Op internationaal vlak splitst deze aanpak zich op in twee grote pijlers die inzetten op een beleid op lange termijn: via Ontwikkelingssamenwerking en via aanpak conflictsituaties.

Indien we de oorzaken willen aanpakken, is het dan ook belangrijk om niet verder te besparen op Ontwikkelingssamenwerking.

Inzake aanpak conflictsituaties moet er meer ingezet worden op conflictpreventie, maar ook op post-conflictbeheersing  om het land weer te stabiliseren.

Indien er toch vluchtelingenstromen op gang komen (zoals nu het geval is) kan de EU meewerken aan een voldoende opvang in vluchtelingenkampen in de regio zodat de betrokkenen kunnen rekenen op een minimum aan basisvoorzieningen.

Maar er zullen altijd mensen zijn die ondanks alles de oversteek wagen. In dat geval moet de EU ook daar haar verantwoordelijkheid nemen. Dit kan onder andere door reddingsoperaties (vb. versterken en uitbreiden van Triton en Poseidon) te intensifiëren of her op te starten. Het argument dat mensensmokkelaars en -handelaars hiervan profiteren mag geen reden zijn om geen mensenlevens te redden.

Het is ook belangrijk dat de Afrikaanse Unie een partner wordt van de EU om de problematiek van bootvluchtelingen aan te pakken.

Dat er op internationaal vlak ingezet dient te worden op een totaalaanpak is dan ook duidelijk. En hierbij is meer samenwerking en coördinatie binnen de EU absoluut noodzakelijk.

Maar ons land kan zelf ook iets betekenen. De regering heeft te kennen gegeven dat zij haar steun verleent aan de uitwerking van de concrete 10-punten aanpak die door de Europese Unie wordt vooropgesteld. Voor de opvang van vluchtelingen wordt de Belgische bijdrage in het hervestigingsprogramma met ongeveer 250 extra plaatsen opgetrokken. Dit is alvast een verdubbeling van het huidige aantal.

De regering stelt ook personele hulp ter beschikking van de grenslidstaten om hen bij te staan in de verwerking van asielaanvragen. Ons land moet inderdaad de lidstaten die zwaar getroffen worden door deze crisis bijstaan op het vlak van de verwerking van asielaanvragen.

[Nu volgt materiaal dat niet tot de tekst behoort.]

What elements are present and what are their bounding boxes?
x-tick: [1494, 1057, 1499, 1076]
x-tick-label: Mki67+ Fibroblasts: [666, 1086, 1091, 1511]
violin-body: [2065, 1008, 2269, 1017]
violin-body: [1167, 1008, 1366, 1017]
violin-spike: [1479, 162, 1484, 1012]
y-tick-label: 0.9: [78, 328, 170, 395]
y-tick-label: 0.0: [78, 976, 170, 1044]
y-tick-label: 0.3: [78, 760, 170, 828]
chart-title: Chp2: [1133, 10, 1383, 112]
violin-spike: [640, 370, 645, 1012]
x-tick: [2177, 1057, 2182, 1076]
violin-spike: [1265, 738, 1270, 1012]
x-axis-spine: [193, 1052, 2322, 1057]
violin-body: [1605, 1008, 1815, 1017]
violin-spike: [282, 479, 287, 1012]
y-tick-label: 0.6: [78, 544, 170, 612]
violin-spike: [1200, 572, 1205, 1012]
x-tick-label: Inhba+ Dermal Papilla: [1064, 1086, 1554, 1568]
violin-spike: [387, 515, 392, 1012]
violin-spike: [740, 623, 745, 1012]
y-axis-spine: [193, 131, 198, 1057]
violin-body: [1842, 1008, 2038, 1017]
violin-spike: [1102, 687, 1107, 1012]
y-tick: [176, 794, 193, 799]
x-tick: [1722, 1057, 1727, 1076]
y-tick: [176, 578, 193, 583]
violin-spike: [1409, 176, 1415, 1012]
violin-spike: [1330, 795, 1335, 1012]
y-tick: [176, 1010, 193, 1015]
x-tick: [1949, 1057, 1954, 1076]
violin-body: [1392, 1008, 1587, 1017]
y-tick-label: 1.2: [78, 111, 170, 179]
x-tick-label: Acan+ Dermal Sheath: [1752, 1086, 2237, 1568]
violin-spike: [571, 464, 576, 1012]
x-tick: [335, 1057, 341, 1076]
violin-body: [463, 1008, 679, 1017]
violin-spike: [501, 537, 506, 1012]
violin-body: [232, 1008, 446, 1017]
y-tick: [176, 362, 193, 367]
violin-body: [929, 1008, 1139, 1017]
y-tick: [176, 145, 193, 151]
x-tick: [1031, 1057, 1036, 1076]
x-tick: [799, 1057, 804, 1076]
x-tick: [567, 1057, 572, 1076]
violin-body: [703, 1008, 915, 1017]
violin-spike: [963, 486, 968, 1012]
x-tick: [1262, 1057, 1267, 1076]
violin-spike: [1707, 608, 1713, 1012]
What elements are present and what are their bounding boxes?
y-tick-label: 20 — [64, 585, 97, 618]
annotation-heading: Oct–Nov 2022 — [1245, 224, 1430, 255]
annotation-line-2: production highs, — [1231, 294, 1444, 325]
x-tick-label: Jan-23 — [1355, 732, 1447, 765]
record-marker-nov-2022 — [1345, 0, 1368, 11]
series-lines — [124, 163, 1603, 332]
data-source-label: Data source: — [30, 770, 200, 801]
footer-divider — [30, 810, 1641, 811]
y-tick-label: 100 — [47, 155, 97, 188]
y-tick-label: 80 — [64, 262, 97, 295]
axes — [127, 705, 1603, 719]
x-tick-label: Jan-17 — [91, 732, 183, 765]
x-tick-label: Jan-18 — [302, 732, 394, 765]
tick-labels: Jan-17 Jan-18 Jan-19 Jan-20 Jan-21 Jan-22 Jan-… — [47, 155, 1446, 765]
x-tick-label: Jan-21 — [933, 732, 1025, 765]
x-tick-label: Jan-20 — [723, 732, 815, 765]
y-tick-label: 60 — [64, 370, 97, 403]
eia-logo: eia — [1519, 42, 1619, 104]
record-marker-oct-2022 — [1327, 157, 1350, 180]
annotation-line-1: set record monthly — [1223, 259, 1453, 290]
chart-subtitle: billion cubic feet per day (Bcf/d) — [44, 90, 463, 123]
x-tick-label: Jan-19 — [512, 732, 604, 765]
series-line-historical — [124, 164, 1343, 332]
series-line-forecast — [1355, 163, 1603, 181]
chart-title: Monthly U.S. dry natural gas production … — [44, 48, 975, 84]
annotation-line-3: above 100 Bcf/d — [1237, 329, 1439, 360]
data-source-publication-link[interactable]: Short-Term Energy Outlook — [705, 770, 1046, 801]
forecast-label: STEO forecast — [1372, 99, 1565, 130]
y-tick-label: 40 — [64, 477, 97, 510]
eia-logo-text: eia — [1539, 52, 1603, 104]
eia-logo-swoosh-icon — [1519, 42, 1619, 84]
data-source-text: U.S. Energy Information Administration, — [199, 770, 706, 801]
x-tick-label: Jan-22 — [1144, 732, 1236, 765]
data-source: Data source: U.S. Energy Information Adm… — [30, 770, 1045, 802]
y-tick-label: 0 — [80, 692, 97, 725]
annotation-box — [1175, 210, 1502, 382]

Maar ons land kan ook meer doen. Naast de opvang van vluchtelingen die nu al georganiseerd wordt, voorziet Europa de mogelijkheid van de humanitaire visa. Via de humanitaire visa kan de lidstaat zelf bepalen welke mensen een visum voor verblijf in ons land kunnen verkrijgen. Vaak gaat het dan om mensen die niet voldoen aan de geldende regels voor verblijf zoals de voorwaarden voor gezinshereniging.

Concreet gaat het bijvoorbeeld om de Syrische vrouw die hier een regularisatie om medische redenen heeft bekomen en niet kan werken. Daardoor voldoet zij niet aan de voorwaarde voor regelmatige en voldoende bestaansmiddelen om haar man te laten overkomen. Of de vrouw die erkend werd als vluchteling in ons land, maar in het kader van de gezinshereniging haar broer of zus niet kan laten overkomen ook al hebben zij voldoende bestaansmiddelen om hun familieleden ten laste te nemen.

De toekenning van humanitaire visa wordt door Duitsland vrij uitvoerig toegepast. Vorig jaar kende Duitsland zo’n 5.000 visa om humanitaire redenen toe. Ons land kende 24 humanitaire visa toe. Ik heb tijdens het debat daarover in de Kamer de regering  gevraagd ook op dit vlak meer inspanningen te leveren.